Когда дошли до столового серебра, мама сказала, что эти вещи принадлежат бабушке и их нельзя вносить в опись. Это действительно было так—перебираясь к нам, бабушка захватила с собой кое-какие ценности. Однако следователь не обратил внимания на слова мамы и уверения бабушки — «не знаю, не знаю, это еще нужно разобраться» — и включил их в опись. Пыталась мама спасти и маленькие позолоченные часики, которые считались моими, и ожидали времени, когда я повзрослею; в те годы не было принято, чтобы дети носили часы. Следователь вроде бы согласился, отложил их в сторону, не внося в опись. Однако перед самым уходом, так и не записав их, он все-таки сложил эти часики вместе с остальными мелкими вещами в свой портфель. Но маме и бабушке уже было не до этих мелочей, так как сразу же по окончании обыска следователь предъявил маме ордер на арест, о котором до сих пор умалчивал, и предложил ей собраться и следовать за ним. У мамы так и подкосились ноги. Она села и, обливаясь слезами, умоляла следователя хотя бы подождать моего прихода из школы. Он согласился.

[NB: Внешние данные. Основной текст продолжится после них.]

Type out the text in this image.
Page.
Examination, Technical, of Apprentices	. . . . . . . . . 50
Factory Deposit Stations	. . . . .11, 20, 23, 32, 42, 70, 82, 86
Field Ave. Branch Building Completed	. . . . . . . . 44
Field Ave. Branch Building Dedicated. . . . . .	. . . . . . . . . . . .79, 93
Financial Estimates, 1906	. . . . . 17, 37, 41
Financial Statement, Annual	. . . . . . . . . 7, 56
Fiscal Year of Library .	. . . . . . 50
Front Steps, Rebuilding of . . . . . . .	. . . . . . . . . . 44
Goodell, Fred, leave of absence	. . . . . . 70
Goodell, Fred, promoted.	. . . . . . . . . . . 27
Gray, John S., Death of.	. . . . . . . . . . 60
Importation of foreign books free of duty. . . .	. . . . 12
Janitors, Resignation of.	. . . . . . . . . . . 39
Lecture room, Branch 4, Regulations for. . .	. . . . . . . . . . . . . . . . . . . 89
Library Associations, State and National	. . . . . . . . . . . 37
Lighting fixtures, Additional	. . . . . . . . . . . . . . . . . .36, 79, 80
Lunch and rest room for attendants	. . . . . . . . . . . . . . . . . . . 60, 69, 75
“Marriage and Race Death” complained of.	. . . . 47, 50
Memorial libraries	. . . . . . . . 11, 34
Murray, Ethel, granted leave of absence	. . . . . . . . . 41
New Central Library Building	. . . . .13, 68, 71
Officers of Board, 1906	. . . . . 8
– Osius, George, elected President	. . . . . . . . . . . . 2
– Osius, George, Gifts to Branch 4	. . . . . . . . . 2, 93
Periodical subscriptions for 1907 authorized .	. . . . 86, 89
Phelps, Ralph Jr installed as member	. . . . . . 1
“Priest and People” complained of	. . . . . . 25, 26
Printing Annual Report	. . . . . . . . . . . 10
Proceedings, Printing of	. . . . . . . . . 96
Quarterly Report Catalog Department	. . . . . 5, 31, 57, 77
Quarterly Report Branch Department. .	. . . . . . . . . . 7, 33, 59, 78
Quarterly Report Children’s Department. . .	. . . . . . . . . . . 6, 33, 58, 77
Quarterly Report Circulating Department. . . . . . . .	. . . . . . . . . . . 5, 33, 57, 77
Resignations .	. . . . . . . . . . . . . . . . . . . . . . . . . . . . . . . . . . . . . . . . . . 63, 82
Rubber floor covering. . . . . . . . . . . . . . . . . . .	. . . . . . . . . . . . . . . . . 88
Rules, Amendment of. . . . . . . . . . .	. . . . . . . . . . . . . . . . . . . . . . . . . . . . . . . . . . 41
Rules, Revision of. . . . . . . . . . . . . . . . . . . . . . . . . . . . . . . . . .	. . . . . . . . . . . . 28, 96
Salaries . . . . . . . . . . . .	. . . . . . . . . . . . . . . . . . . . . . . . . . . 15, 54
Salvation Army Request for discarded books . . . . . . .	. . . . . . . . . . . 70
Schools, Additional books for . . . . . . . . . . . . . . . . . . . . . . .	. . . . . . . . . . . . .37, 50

— Горик, меня арестовывают! — исступленно вскричала мама, когда я появился дома минут через десять. Она подбежала ко мне, растерянно стоявшему у порога, упала на колени, я тоже, мы обнялись в этой коленопреклоненной позе и громко рыдали, не говоря ни слова. Потом мама начала собираться. Бабушка что-то сложила ей в небольшой черный саквояж, с которым отец обычно ездил в командировки. Перед уходом мама присела на стул, посадила меня на колени, мы крепко обнялись—и это было моим последним детским воспоминанием, когда мы были с ней вместе.

Мама почему-то надела теплое зимнее пальто. Нача-

 

- 45 -

ло октября в Чите обычно теплое, и она ходила тогда еще в легком летнем пальто и, как она вспоминала об этом впоследствии, до сих пор удивляется — как это она догадалась насчет зимнего пальто, оно ей так пригодилось после! Успокаивая меня—«я скоро вернусь!»,— мама в последний раз поцеловала меня и бабушку и вышла со следователем. Шли пешком, и следователь был настолько любезен, что взял у мамы ее саквояж и понес его сам; так они и шли рядом. Мама несколько успокоилась, полная уверенности, что действительно скоро вернется, она в этом не сомневалась. И даже позволила себе пошутить со своим спутником в том смысле, что никогда прежде не интересовалась работой НКВД и ей даже интересно в силу представившейся возможности поближе узнать это учреждение. Следователь, наверное, удивился такой наивности, но шутку поддержал, дескать, нет худа без добра, вот и познакомитесь. Со стороны никто бы не смог догадаться, что эта мирно беседующая и неторопливо идущая по вечерней Чите молодая пара—палач и жертва.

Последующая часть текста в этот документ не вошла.